In February 1972, after preparing for six years, Stelling – who was the film’s producer, director and screenplay writer – and a cast of 800 descended upon the Dutch village of Buren, where they would shoot Mariken van Nieumeghen for almost two years. Most of them – actors as well as technicians – were amateurs and volunteers. Up until the end of 1973, they sacrificed nearly all their weekends and free days to work on the film. Most of the filming took place in mud and rubbish, often in the freezing cold. ‘As long as it was brown and dirty, it was almost always authentic, too’. But all their hard work paid off: in 1975, Mariken van Nieumeghen was selected for the competition at the Cannes Film Festival.

‘People Don’t Matter’

The literary source for the film was a well-known 16th-century miracle play of the same name by an anonymous writer about a girl who lives with the devil for seven years. Initially there was hardly any dialogue in the script: ‘Personally, I think that someone who says nothing is fascinating,’ Stelling said. Much of the film was also shot without sound and Mies Bouhuys was brought in in a later stage to provide the characters with lines – lines that were often spoken off screen. It wasn’t about who said what. ‘Text is too big of a contribution for an actor,’ and ‘the actors are almost unimportant’. It was Stelling’s intention to convey a sense of ‘mediaeval anonymity’: ‘people don’t matter’.

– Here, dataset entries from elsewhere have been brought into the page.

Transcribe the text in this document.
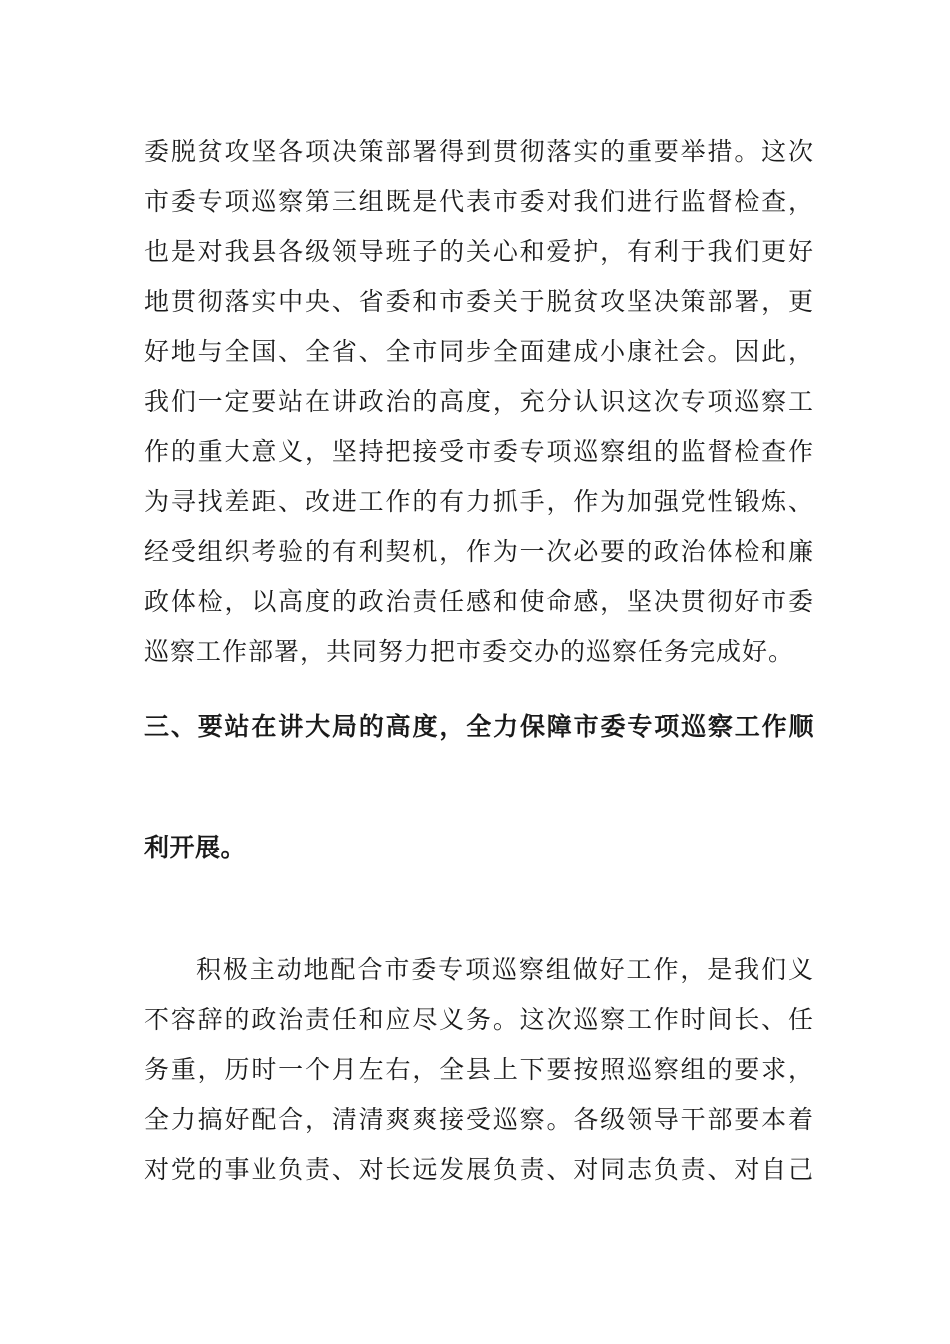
委脱贫攻坚各项决策部署得到贯彻落实的重要举措。这次
市委专项巡察第三组既是代表市委对我们进行监督检查，
也是对我县各级领导班子的关心和爱护，有利于我们更好
地贯彻落实中央、省委和市委关于脱贫攻坚决策部署，更
好地与全国、全省、全市同步全面建成小康社会。因此，
我们一定要站在讲政治的高度，充分认识这次专项巡察工
作的重大意义，坚持把接受市委专项巡察组的监督检查作
为寻找差距、改进工作的有力抓手，作为加强党性锻炼、
经受组织考验的有利契机，作为一次必要的政治体检和廉
政体检，以高度的政治责任感和使命感，坚决贯彻好市委
巡察工作部署，共同努力把市委交办的巡察任务完成好。
三、要站在讲大局的高度，全力保障市委专项巡察工作顺
利开展。
积极主动地配合市委专项巡察组做好工作，是我们义
不容辞的政治责任和应尽义务。这次巡察工作时间长、任
务重，历时一个月左右，全县上下要按照巡察组的要求，
全力搞好配合，清清爽爽接受巡察。各级领导干部要本着
对党的事业负责、对长远发展负责、对同志负责、对自己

Stelling regularly chose a historical period as the setting for his films in his later career as well. De vliegende Hollander takes place during the Eighty Years’ War (1568-1648), De pretenders is entirely set in a cafeteria in Utrecht in the early 1960s (specifically during the weekend that Marilyn Monroe died), and Rembrandt fecit 1669 focuses on the period in which the painter goes bankrupt and paints his last series of portraits.

‘We had a hundred people together in a country estate in Ghent’, said Stelling about the second feature film he directed, produced and wrote the script for, Elckerlyc, which also takes place during the middle ages. While this film was closely connected both thematically and visually with Mariken van Nieumeghen, the production strategy differed somewhat from the earlier film: Elckerlyc was shot – this time continuously – in only four weeks.